Nazim’s case has either been lost in judicial bureaucracy or the “judges have gone into hiding,” he added.
Suood also represents Adhaalath Party President Sheikh Imran Abdulla, who has now been in state custody for 150 days while he awaits trial on terrorism charges. Imran was charged with inciting violence at a mass anti-government demonstration on May 1.
The arrest of Nazim and Nasheed in February had triggered a prolonged political crisis. The historic 20,000-strong May Day rally was the second mass protest calling for the release of political prisoners.
Imran’s trial has been stalled since June after two of the three judges presiding over the case – the same three-judge panel that sentenced Nasheed and Nazim – were promoted to the High Court.
Both Nazim and Imran’s families have also expressed concern over their health in state custody.
Nazim’s brother Adam Azim and Suood meanwhile met with officials from the International Committee of the Red Cross (ICRC) in New Delhi, India this week to share concerns over Nazim’s health.
According to Indian media, the IRCC is likely to send a team to the Maldives in November.
“My brother’s eyesight is deteriorating rapidly and we are very worried. He could even go blind,” Azim told the New Indian Express.
Azim said the family had sought permission for Nazim to seek treatment in India, but the government only authorised travel to Singapore.
“We have a country which is closest to us with good facilities. Why should we go to Singapore which is more expensive and far away?” he was quoted as saying.

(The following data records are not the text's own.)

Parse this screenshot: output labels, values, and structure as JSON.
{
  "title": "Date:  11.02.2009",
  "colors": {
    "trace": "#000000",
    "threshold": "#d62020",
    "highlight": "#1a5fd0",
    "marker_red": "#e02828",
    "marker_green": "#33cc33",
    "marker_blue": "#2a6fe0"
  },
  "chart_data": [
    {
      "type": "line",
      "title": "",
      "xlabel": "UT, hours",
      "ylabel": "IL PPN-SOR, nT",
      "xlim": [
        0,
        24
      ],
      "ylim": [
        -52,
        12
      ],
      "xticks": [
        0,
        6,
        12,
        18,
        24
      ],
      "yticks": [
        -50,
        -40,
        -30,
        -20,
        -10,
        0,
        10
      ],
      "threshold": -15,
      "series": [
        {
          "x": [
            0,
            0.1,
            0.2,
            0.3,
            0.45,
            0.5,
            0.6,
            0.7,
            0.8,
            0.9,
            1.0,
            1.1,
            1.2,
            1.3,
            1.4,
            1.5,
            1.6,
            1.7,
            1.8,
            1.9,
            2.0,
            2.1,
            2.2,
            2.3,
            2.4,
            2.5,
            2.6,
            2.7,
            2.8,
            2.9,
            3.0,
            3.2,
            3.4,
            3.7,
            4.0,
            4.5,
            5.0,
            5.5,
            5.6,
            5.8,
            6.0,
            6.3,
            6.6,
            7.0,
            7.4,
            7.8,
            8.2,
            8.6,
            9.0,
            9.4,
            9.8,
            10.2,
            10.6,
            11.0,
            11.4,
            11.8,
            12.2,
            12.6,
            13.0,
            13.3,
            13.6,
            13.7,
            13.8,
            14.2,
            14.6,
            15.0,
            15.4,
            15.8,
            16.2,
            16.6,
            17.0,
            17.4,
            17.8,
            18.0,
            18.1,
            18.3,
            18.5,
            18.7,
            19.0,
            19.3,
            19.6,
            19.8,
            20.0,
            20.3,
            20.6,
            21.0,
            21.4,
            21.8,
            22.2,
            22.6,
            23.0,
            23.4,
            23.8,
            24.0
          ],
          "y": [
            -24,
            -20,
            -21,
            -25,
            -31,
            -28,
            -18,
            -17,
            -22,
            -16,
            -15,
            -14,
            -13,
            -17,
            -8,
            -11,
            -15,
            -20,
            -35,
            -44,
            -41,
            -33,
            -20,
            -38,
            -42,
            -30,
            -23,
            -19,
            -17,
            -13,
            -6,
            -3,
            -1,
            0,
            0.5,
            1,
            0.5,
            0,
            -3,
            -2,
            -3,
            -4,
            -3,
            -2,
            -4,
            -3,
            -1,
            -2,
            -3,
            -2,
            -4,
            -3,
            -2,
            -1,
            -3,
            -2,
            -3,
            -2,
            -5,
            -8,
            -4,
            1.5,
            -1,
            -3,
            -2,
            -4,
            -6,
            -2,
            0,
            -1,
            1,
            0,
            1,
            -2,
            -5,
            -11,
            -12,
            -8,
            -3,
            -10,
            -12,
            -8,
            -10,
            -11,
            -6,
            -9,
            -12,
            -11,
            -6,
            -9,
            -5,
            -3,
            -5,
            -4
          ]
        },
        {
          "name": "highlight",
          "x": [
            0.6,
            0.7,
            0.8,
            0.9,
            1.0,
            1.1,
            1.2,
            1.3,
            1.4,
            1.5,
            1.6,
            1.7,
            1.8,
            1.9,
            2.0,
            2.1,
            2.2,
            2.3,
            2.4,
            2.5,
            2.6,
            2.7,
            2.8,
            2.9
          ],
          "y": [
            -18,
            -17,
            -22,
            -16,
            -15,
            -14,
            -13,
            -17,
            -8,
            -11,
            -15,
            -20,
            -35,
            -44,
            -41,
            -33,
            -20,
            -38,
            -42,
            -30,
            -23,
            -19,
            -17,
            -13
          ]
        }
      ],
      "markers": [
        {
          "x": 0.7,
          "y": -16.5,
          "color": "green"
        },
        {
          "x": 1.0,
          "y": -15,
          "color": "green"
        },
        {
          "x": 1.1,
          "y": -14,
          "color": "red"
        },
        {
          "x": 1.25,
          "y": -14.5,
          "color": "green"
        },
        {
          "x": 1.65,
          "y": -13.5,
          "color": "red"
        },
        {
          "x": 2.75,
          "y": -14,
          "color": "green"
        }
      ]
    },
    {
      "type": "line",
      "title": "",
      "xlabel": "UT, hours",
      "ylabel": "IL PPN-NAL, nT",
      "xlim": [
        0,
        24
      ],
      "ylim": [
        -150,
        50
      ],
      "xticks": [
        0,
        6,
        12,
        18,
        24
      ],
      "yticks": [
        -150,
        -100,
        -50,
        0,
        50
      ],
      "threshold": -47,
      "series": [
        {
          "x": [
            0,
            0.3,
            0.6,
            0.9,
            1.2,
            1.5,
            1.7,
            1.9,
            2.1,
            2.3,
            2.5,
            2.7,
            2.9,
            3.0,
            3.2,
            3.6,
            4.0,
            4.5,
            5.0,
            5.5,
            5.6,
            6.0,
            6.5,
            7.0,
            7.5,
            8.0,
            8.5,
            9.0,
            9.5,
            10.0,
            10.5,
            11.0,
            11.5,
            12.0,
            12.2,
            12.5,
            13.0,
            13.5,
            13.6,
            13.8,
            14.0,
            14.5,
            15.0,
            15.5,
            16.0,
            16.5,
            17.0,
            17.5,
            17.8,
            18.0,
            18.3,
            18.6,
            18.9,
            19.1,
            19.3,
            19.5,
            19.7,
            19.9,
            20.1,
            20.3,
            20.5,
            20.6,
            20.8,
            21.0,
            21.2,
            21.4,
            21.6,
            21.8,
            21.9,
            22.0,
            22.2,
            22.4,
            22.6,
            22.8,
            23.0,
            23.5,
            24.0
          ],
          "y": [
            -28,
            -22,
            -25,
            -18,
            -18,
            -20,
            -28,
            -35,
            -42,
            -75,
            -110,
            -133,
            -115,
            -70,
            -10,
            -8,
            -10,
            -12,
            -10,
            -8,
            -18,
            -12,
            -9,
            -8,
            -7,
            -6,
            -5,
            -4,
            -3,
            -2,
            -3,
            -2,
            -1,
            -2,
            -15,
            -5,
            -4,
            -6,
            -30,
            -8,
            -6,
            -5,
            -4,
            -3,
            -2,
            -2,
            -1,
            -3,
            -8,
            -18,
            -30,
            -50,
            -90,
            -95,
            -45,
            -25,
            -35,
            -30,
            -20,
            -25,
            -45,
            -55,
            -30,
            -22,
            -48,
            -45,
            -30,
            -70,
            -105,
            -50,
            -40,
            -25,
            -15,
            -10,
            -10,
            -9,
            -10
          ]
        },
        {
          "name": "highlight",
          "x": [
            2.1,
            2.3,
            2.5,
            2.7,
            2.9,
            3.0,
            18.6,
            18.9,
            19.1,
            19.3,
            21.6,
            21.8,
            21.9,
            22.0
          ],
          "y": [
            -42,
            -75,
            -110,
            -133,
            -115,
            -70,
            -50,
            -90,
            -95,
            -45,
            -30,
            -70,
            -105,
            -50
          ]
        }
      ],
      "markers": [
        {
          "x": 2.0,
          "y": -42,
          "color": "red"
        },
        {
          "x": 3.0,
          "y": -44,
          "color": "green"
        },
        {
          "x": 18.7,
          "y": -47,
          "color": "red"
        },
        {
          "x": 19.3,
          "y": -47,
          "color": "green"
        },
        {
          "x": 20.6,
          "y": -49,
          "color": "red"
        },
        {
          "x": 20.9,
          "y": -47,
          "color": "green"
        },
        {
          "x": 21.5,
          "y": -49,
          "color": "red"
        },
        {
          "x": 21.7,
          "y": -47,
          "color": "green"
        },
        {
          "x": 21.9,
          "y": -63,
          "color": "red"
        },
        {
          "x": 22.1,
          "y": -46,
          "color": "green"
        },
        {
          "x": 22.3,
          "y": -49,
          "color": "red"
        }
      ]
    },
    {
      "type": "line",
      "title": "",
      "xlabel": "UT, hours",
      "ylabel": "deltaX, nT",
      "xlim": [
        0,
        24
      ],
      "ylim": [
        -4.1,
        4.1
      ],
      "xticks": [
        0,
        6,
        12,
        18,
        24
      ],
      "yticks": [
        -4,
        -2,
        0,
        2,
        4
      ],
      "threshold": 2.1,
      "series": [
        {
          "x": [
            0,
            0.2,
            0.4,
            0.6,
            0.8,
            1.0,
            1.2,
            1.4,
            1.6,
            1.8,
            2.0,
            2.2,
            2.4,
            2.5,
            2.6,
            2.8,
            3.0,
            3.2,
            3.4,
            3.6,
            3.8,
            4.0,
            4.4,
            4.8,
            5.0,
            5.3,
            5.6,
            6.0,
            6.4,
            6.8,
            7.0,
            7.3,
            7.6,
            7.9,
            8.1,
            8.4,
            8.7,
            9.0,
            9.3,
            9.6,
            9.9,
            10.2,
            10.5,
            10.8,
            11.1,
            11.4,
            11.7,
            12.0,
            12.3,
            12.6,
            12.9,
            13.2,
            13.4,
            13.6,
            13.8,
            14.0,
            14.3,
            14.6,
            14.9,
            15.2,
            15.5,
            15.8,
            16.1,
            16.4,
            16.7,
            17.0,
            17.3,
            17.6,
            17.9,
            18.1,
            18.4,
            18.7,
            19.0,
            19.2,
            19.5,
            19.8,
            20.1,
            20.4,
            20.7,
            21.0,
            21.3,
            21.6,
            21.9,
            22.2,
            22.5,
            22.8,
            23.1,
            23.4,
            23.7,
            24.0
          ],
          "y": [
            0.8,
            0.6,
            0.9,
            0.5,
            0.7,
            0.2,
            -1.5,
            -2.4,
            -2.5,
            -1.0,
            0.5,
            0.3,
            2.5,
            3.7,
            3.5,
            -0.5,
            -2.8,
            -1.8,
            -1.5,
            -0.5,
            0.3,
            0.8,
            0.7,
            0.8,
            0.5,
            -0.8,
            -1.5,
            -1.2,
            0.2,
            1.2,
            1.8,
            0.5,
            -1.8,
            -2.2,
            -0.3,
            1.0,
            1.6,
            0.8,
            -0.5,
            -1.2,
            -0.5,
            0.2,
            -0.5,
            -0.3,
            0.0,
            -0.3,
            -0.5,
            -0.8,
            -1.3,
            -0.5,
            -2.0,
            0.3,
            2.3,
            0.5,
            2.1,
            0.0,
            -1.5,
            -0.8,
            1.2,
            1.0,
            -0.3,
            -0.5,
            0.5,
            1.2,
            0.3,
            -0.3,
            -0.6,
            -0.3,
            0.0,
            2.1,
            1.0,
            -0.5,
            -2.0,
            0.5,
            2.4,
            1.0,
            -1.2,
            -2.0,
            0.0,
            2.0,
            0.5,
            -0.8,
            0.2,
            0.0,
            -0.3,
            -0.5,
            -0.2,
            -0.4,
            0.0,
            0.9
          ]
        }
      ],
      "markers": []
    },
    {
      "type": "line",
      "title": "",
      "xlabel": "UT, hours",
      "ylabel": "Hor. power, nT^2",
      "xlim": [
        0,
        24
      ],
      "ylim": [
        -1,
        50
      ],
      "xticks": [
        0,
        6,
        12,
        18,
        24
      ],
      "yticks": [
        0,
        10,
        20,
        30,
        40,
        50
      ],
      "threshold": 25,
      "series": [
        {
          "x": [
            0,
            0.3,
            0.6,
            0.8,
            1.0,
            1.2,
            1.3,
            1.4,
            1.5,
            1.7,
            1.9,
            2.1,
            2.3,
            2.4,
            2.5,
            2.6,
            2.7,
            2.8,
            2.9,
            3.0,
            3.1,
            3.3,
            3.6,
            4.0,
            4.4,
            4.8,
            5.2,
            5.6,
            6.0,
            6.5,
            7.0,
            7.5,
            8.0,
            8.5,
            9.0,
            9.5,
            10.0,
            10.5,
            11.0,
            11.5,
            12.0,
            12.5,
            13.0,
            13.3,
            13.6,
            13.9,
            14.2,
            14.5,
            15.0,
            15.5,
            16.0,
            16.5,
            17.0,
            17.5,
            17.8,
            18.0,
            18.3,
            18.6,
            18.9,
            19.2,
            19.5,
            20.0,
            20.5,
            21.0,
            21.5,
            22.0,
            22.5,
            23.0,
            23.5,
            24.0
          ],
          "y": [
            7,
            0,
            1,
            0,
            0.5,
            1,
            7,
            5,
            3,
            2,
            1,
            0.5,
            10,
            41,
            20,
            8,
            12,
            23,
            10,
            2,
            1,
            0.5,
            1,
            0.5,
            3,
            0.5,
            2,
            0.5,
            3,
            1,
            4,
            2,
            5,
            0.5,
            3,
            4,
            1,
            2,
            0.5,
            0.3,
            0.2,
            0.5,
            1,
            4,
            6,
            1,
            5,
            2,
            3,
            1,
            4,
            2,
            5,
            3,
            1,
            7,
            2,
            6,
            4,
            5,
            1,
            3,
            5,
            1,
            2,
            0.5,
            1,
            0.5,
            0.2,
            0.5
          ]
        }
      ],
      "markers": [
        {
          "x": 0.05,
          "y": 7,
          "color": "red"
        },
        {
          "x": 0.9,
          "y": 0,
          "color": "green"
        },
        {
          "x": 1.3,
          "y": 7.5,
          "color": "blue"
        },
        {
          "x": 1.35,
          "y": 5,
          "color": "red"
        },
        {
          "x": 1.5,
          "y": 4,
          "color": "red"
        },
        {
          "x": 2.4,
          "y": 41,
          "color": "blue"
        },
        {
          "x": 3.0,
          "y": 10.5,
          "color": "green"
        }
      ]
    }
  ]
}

Doctors had specifically recommended the Arivindhia eye hospital in Madurai, he said.
Azim also expressed disappointment with India’s silence in the wake of Nasheed and Nazim’s imprisonment. The US, UK, the European parliament, and the UN human rights chief have called on the government to release Nasheed and other jailed politicians.
“As the biggest democracy, we expected India to take a more active stance,” he said.
Suood meanwhile told the Express that India should use its leverage with President Abdulla Yameen’s administration.”India rubbing shoulders with Maldives government does not give a good message to those who have been tirelessly working towards human rights and democracy,” he said.
“We have heard of criminals missing, but here we had a whole court disappeared,” Suood said.
Azim also said the family has serious concerns over Nazim’s safety in custody as there were “rumours in Malé that Colonel Nazim and Nasheed were being slow-poisoned.”
“We don’t have any solid proof. These are rumours right now,” he said.